Extra geld in uw pensioen
Sommige pensioenregelingen bieden de mogelijkheid om als deelnemer extra geld te storten en daarmee extra pensioenrechten op te bouwen. Dit is in veel gevallen een aantrekkelijke mogelijkheid. Loopt uw pensioenregeling via een verzekeraar, let dan goed op de kosten.
Spaarloon
Per jaar mag u € 613 van uw bruto inkomen opzij zetten in een spaarloonregeling. Dat geld krijgt u nu vier jaar weer netto uitgekeerd.

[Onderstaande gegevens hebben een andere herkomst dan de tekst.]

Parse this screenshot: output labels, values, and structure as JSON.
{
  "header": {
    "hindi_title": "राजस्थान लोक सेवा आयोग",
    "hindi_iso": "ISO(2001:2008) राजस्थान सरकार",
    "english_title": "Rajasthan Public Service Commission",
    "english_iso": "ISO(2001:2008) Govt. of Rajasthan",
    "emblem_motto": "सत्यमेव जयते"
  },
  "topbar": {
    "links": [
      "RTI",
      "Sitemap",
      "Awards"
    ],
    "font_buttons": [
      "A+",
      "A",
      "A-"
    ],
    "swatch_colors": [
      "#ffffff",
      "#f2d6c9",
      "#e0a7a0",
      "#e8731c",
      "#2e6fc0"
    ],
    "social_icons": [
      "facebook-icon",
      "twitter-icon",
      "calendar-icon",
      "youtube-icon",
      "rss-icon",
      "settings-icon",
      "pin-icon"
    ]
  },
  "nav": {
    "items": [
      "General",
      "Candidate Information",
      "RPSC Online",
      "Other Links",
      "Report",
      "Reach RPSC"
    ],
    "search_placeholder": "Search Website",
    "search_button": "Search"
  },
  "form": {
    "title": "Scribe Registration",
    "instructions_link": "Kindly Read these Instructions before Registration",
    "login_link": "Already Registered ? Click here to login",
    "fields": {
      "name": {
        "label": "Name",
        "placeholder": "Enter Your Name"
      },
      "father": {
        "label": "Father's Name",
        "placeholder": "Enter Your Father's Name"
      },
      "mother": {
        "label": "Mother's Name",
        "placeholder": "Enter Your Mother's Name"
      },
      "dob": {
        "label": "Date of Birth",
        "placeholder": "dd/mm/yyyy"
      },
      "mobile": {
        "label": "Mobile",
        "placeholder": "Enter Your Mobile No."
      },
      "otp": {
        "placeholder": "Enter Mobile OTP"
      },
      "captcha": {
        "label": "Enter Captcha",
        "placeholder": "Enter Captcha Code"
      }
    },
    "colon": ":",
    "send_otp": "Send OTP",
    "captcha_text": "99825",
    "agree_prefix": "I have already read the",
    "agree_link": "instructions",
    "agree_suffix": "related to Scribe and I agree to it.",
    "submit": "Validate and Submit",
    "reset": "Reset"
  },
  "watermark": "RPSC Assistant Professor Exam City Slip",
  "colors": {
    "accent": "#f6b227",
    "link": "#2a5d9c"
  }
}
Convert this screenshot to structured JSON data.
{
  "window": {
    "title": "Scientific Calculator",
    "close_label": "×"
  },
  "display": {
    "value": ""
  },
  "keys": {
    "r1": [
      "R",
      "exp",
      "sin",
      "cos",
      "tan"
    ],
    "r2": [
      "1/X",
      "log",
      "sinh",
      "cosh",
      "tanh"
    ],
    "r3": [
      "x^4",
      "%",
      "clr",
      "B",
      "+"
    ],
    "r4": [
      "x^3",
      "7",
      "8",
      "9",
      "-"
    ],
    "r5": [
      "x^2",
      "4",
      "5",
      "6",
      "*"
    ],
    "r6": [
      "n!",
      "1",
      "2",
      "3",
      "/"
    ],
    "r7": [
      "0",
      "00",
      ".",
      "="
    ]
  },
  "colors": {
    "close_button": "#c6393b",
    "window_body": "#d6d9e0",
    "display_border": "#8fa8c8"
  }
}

Een prima oplossing om geleidelijk wat op te bouwen en met fiscaal voordeel. Bovendien zijn de kosten erg laag. Nadeel is dat u vier jaar op uw geld moet wachten.
Levensloop
Wilt u wat meer opzij zetten dan bij het spaarloon mogelijk is, dan is de levensloopregeling te overwegen. Ook als u niet van plan bent om verlof op te nemen kan de levensloop aantrekkelijk zijn. Heeft u een pensioentekort, dan is het ook mogelijk om uw saldo te zijner tijd om te zetten in extra pensioen. Voordeel zijn de lage kosten, nadeel is de geringe flexibiliteit.
Lijfrenteverzekering
Een lijfrenteverzekering heeft als belangrijkste voordeel dat de premies binnen bepaalde grenzen aftrekbaar zijn van uw huidige inkomen. U betaalt pas weer belasting als de verzekering omgezet wordt in een maandelijkse uitkering. Als u nu veel belasting betaalt en straks in een laag belastingtarief valt kan dit aantrekkelijk zijn. Nadelen zijn de vaak hoge kosten en de geringe mate van flexibiliteit.